Be sure to focus on and plan the financing of repairs in this order:
1. Fix things that are dangerous, that could kill or hurt someone, including not just slip and fall hazards but electrical or heating hazards or fire hazards including missing safe exit doors or stairs and inadequate structural support and tie downs (if you are in a high wind zone)
2. Fix things that flat don't work and that you need, like flushing toilets or running water
3. Fix things that are causing rapid costly damage to the home such as serious roof leaks or leaks in walls that are rotting the structure, inviting in termites or carpenter ants, or are damaging the heating or electrical or other systems.
Those three things are the top repair priorities.

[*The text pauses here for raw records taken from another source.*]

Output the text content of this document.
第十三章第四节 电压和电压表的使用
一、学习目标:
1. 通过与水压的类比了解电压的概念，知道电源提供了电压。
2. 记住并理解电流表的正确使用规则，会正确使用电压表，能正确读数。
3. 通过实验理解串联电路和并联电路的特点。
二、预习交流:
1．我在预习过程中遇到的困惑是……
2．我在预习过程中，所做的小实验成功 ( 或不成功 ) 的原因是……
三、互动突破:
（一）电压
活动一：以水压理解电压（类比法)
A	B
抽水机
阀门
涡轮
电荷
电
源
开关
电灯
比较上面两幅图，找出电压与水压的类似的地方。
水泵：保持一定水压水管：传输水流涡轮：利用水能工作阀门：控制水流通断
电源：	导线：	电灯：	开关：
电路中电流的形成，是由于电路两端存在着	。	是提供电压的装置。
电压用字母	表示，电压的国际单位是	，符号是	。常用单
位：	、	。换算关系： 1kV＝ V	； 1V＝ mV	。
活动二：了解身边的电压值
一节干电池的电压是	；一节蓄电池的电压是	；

Question: failing masonry block piers below a mobile home
4/24/14 Anonymous said:
hi me my husband live in a 3 bedroom mobile home and it is on a hillside and it has been here now for 18 years and is starting to come off the blocks and we do have tie downs on it my question is if we get more tie downs will it hold in place for awhile until we can find someone to come and reblock it
Reply: having an idea how much pier movement has occurred, how rapid, over what period of time, & what's its cause can help determine the level of risk and the priority of repair
I really can't guess without having a better idea what is the cause, what is the rate of movement, and what site conditions might lead you to expect that the movement will continue slowly versus reach a point of sudden dangerous collapse that could lead to serious injury or worse.
You need to have some idea of why the mobile home is moving and what risks are involved.
Even small movements can be dangerous if they rupture a gas line or an electrical connection, and movements that break the waste piping can create a health hazard.
If you can find an engineer who has experience with foundations, piers, and who knows the geology and soil conditions where your home is located, that'd be the best person to ask to take a look at the situation.
If you can't find or can't afford such an expert, a local foundation contractor or excavator who is experienced and knows the area might be able to give at least a simple initial opinion even if it's one that is less qualfied or less expert.
Finally, if there is no movement of the soil or hillside and if the problem is entirely one of poorly built or deteriorated supporting block piers, that should be less worrisome and easier to fix even if one simply added additional temporary support as blocking or a similar system. For that task ask a local mobile home installer for assistance.